The members of the junta were also tried and convicted, and sentenced to life in prison, but were pardoned by then-president Carlos Menem (1989-1999).

However, in 2001, a federal court found the amnesty laws unconstitutional; in 2003 Congress struck them down; and last year the Supreme Court upheld the original verdict declaring the laws unconstitutional.

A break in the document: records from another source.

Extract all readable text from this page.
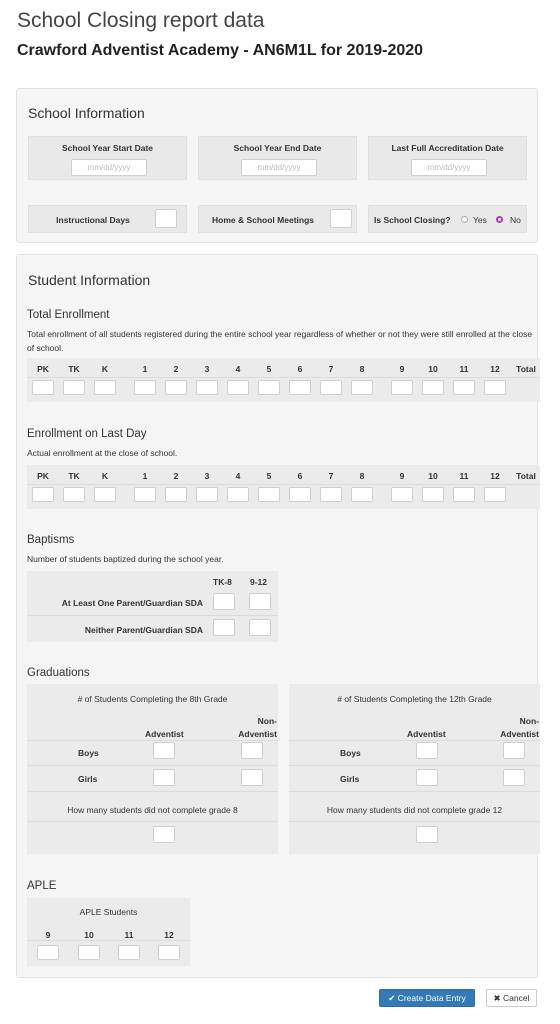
School Closing report data
Crawford Adventist Academy - AN6M1L for 2019-2020
School Information
School Year Start Date
mm/dd/yyyy
School Year End Date
mm/dd/yyyy
Last Full Accreditation Date
mm/dd/yyyy
Instructional Days	Home & School Meetings	Is School Closing?	Yes	No
Student Information
Total Enrollment
Total enrollment of all students registered during the entire school year regardless of whether or not they were still enrolled at the close of school.
PK	TK	K	1	2	3	4	5	6	7	8	9	10	11	12	Total
Enrollment on Last Day
Actual enrollment at the close of school.
PK	TK	K	1	2	3	4	5	6	7	8	9	10	11	12	Total
Baptisms
Number of students baptized during the school year.
TK-8 9-12
At Least One Parent/Guardian SDA
Neither Parent/Guardian SDA
Graduations
# of Students Completing the 8th Grade
Adventist
Non-
Adventist
Boys
Girls
How many students did not complete grade 8
# of Students Completing the 12th Grade
Adventist
Non-
Adventist
Boys
Girls
How many students did not complete grade 12
APLE
APLE Students
9	10	11	12
✔ Create Data Entry	✖ Cancel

Those who had already been convicted for their role in the “dirty war”, like Etechecolatz, once again began to be arrested.

More than a thousand human rights cases were reopened after the Supreme Court handed down its ruling last year. Today, according to the Centre for Legal and Social Studies (CELS), a local human rights group, 1,400 former members of the security forces and civilian collaborators are facing charges.

Of the total number of accused, 83 have died, four were declared incompetent, 44 are fugitives from justice, and more than 200 are under arrest, mainly in their homes as they are over 70.

Etchecolatz is serving his sentence at his posh home in the Mar del Plata resort, 400 km south of Buenos Aires.

The next to sit in the dock will be Julio Simón, who is accused of the kidnapping, torture and disappearance of José Poblete and Gertrudis Hlaczik – the case that brought the first federal ruling that the amnesty laws were unconstitutional. His trial will open in late June.